Du cessez-le-feu à la stabilisation de la bande de Gaza
Après le cessez-le-feu, cette seconde phase s’est inscrite dans le désarmement du Hamas, le retrait progressif des troupes israéliennes de la bande de Gaza et le déploiement d’une force internationale de stabilisation. Ce Conseil de la paix pour Gaza, annoncé en janvier 2026, représentait ainsi une étape centrale du plan de paix américain, adopté par le Conseil de sécurité de l’ONU à la mi-novembre 2025.
Il intervenait après trois mois tendus de cessez-le-feu, durant lesquels des échanges de tirs ont opposé Israël et le Hamas, chacun accusant l’autre de violer la trêve. Au cœur de ces tensions se trouvait la ligne de démarcation entre les zones contrôlées par Tsahal, l’armée israélienne, et celles administrées par le Hamas, établie par l’accord de cessez-le-feu : une garantie de sécurité pour l’un, un risque permanent pour l’autre.
Le dernier otage israélien a été rendu fin janvier 2026, mais la crise humanitaire a continué, nécessitant une réaction diplomatique rapide. C’est dans ce contexte que s’est déroulée la première réunion officielle à Washington, au sein de l’Institut Donald J. Trump pour la paix (ex-Institut des États-Unis pour la paix), comme l’a annoncé le président américain sur son réseau Truth Social. L’objectif était de « promouvoir la stabilité, de rétablir une gouvernance fiable et légitime et de garantir une paix durable dans les régions touchées ou menacées par des conflits », à travers cette « organisation internationale » (art. 1, chap. 1).

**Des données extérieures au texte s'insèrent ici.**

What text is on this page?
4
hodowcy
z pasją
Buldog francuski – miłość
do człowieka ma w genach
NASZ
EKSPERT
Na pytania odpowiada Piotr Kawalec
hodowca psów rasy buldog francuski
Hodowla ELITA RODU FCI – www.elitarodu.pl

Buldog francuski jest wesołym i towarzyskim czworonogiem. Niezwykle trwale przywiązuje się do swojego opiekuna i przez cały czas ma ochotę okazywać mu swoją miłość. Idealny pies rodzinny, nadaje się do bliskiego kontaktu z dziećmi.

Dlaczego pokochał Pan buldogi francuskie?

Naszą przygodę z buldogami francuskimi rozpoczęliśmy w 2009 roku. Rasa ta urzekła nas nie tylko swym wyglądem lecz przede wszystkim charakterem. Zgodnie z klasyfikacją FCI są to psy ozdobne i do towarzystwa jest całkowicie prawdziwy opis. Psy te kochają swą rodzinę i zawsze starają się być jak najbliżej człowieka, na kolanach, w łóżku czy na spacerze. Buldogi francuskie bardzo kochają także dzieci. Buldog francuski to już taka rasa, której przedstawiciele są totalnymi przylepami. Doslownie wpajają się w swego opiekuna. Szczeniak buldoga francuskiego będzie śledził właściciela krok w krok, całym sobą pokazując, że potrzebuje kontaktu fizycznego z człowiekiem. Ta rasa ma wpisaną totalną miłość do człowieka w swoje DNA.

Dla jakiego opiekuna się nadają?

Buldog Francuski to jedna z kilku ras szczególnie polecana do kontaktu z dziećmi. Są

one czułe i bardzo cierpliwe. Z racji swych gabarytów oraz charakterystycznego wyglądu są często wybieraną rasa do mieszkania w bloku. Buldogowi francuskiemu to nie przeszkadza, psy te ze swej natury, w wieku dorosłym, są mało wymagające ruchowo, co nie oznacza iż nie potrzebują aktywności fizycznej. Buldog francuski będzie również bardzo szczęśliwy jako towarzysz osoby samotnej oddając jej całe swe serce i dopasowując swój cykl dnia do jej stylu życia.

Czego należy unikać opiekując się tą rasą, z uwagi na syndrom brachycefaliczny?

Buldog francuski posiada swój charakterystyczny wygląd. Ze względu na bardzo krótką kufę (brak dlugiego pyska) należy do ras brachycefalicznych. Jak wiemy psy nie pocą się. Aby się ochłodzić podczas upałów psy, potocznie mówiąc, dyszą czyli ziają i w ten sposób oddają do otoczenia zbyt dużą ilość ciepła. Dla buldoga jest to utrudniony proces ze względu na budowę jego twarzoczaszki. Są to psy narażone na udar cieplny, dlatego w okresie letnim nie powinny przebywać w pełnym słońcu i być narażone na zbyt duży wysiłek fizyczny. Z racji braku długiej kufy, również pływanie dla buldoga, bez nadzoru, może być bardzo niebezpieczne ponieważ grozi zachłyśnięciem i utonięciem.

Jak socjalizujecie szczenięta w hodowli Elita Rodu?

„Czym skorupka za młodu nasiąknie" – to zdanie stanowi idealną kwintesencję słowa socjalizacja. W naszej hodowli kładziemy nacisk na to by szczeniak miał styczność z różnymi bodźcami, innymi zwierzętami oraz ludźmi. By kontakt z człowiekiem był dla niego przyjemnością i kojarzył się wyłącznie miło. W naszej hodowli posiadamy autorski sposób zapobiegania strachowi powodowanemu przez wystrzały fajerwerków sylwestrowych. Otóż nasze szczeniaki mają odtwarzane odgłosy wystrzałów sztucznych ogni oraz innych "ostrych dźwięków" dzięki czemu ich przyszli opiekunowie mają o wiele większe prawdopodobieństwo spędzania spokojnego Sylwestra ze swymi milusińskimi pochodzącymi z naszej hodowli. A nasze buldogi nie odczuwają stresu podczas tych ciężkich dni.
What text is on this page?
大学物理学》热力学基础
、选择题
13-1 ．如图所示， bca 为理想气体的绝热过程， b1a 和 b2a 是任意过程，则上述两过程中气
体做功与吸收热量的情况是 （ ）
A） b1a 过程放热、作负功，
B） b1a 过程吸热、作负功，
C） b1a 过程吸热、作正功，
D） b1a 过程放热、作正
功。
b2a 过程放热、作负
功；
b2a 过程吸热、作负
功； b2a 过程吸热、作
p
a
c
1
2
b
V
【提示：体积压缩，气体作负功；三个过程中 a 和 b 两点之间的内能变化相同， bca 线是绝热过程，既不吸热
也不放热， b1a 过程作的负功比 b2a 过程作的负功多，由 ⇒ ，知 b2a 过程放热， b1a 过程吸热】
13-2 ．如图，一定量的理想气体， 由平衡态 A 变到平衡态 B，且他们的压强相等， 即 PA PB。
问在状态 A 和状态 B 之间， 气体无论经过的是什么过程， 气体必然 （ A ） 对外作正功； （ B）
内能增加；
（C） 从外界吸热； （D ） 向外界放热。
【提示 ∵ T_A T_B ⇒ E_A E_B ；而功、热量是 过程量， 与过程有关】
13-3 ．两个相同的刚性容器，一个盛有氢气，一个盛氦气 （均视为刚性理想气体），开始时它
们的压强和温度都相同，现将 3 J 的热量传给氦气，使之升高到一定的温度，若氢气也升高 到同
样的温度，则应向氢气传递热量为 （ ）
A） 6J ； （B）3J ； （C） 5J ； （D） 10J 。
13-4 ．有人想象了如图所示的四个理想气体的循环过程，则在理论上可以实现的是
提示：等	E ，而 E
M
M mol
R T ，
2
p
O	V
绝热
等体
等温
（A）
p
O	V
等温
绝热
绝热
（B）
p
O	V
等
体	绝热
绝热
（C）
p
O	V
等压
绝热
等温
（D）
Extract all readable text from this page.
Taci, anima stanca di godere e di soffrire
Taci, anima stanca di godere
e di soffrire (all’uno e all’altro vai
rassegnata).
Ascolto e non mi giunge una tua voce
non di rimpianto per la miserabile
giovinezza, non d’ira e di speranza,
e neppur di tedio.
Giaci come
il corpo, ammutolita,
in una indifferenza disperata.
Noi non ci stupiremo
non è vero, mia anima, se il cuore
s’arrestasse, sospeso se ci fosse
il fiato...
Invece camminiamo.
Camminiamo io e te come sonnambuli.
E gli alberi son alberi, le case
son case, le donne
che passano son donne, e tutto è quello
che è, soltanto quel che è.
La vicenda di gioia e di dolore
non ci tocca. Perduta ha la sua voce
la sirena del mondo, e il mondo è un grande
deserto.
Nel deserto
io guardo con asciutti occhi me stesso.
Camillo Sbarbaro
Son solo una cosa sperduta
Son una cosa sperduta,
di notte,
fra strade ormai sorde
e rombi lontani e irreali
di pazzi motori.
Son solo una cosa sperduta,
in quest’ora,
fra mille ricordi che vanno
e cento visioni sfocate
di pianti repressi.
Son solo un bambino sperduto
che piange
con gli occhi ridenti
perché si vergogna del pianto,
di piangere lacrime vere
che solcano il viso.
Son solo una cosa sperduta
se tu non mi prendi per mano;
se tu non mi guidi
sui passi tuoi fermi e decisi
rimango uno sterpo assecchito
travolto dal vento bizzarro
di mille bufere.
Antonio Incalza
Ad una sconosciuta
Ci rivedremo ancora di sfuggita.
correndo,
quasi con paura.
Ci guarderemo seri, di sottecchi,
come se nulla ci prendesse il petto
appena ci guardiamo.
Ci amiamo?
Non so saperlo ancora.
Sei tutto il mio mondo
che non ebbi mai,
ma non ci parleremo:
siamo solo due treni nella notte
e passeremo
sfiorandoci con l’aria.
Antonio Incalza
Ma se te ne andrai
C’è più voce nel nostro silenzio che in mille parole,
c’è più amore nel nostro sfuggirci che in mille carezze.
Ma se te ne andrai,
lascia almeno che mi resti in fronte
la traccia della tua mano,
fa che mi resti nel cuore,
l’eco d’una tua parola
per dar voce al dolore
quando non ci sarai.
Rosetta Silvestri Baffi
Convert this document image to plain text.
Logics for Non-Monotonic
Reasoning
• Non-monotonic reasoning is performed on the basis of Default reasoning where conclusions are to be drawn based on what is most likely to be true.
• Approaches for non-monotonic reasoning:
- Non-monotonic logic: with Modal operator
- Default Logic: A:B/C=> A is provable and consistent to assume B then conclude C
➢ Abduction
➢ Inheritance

La réunion s’est tenue selon les conditions fixées par Donald Trump : un mandat d’une durée maximale de trois ans pour chaque État membre, qui ne s’applique pas à ceux ayant versé plus d’un milliard de dollars pour obtenir un siège permanent. Sur les 60 pays invités parmi les 193 États membres de l’ONU pour ce Board of Peace, 19 — dont Israël et plusieurs puissances régionales du Moyen-Orient ainsi que des pays émergents comme l’Indonésie — ont déjà signé la Charte fondatrice, révélant l’influence du président américain.
Une stabilisation sous conditions : financement, gouvernance et interrogations
Donald Trump a annoncé plus de 5 milliards de dollars d’aide pour la reconstruction du territoire palestinien. Désormais membres du Conseil de la paix, ces États se sont engagés à fournir des hommes pour soutenir la force internationale de stabilisation et la police locale, finalisant ainsi la phase 2 du plan. Dans cette même dynamique, « il est très important que le Hamas respecte son engagement en faveur d’une démilitarisation totale et immédiate », a rappelé Donald Trump sur Truth Social.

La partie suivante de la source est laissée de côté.